The Sacroiliac joints (SIJ) are located at the very bottom of the back, one either side of the spine at the level of the sacrum and connects to part of the hip bone known as the ilium. It makes up the rear part of the pelvic girdle. SIJ dysfunction is a term which is commonly used when talking about sacroiliac injuries. This dysfunction refers to either hypo (low or locked) or hypermobility (high or too mobile).
This can then lead to problems with surrounding structures such as ligaments and muscles, which means SIJ problems can cause a wide range of symptoms throughout the lower back and buttocks, or even the thigh or groin. The function of the SI joints is to allow twisting movements when we move our legs.
Symptoms of Sacroiliac joint pain
- Symptoms of sacroiliac joint pain consist of pain at the bottom of the spine, usually located on one side.
- Sometimes it is described as a band of pain across the lower back.
- The pain can range from a dull ache, to a sharp pain that restricts movement.
- Sacroiliac joint pain may radiate out into your buttocks and low back, groin and occasionally testicles.

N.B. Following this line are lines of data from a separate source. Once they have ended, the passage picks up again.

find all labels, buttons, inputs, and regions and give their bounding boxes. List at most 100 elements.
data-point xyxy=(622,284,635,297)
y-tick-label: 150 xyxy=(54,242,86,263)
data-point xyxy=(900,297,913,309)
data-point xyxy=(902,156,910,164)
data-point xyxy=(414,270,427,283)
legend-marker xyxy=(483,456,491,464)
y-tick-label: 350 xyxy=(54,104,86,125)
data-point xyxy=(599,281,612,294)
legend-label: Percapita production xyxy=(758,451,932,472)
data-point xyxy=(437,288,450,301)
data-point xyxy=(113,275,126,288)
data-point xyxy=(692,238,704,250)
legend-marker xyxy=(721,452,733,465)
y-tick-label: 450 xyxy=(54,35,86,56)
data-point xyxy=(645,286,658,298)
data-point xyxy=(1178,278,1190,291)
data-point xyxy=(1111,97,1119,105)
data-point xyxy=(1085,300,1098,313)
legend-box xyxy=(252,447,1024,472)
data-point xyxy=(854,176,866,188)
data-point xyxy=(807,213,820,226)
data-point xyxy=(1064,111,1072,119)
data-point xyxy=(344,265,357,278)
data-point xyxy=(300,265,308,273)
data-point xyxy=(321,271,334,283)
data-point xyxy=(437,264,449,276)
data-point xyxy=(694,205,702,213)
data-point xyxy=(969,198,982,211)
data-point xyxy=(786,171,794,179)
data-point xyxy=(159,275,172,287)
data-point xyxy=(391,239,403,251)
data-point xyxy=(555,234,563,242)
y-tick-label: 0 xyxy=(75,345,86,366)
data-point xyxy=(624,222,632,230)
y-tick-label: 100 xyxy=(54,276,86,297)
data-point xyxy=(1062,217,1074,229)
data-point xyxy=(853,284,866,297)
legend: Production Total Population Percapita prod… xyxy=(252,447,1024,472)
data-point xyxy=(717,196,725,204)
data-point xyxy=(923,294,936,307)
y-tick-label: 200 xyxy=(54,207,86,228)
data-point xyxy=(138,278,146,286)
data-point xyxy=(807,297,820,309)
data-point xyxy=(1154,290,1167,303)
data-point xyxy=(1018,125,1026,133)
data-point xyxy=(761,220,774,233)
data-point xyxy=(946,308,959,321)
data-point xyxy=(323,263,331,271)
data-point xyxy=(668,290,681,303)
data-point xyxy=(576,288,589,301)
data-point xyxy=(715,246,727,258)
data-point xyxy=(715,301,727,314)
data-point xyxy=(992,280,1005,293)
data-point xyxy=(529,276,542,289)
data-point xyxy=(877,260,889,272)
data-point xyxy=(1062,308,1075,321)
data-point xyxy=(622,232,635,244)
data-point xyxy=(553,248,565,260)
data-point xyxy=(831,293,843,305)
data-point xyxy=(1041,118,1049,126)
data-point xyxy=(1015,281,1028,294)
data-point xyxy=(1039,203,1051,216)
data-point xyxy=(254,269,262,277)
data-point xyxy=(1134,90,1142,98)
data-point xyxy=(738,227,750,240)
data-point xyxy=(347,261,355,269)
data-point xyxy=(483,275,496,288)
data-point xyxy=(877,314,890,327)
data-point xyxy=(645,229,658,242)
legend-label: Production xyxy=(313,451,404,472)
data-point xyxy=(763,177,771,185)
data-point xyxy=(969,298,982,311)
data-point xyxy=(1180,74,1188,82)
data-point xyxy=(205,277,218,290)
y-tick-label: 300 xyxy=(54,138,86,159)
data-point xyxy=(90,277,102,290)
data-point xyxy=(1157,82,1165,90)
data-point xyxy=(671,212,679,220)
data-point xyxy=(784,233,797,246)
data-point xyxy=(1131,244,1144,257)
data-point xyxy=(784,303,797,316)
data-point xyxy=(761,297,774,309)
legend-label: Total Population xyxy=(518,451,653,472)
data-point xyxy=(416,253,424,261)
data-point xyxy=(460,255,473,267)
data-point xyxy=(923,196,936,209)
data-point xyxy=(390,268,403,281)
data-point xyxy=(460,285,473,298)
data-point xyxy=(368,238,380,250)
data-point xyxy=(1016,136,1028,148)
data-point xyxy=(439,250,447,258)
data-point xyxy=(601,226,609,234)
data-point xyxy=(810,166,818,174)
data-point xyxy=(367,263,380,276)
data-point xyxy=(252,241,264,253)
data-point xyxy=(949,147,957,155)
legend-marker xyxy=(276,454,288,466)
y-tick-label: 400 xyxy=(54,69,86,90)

- Difficulty turning over in bed, putting on shoes and socks and pain climbing in and out of the car.
- Stiffness in the lower back when getting up after sitting for long periods or getting up from bed in the morning.
- There may be tenderness by pressing on the ligaments which surround the joint.
What causes Sacroiliac joint pain?
Causes of Sacroiliac joint pain can be split into four categories; traumatic, biomechanical, hormonal, and inflammatory joint disease.
- Traumatic injuries to the SIJ are caused when there is a sudden impact which ‘jolts’ the joint. A common example is falling backward and landing on the buttocks. This kind of injury usually causes damage to the ligaments which support the joint.
- Biomechanical – Pain due to biomechanical injuries will usually come on over a period of time and often with increased activity or a change in occupation or The most common biomechanical problems include leg length discrepancy, splaying out of the leg and hip, twisted pelvis and muscle imbalances
- Hormonal changes, most notably during pregnancy can cause sacroiliac pain. The hormones of pregnancy cause the ligaments of the pelvis to become loose or lax. Combining this with an increase in weight puts extra strain on the spine that may lead to mechanical changes causing pain.
- Inflammatory Joint Disease – Spondyloarthropathies are inflammatory conditions which affect the spine. These include Ankylosing Spondylitis which is the most common inflammatory condition to cause SI joint pain.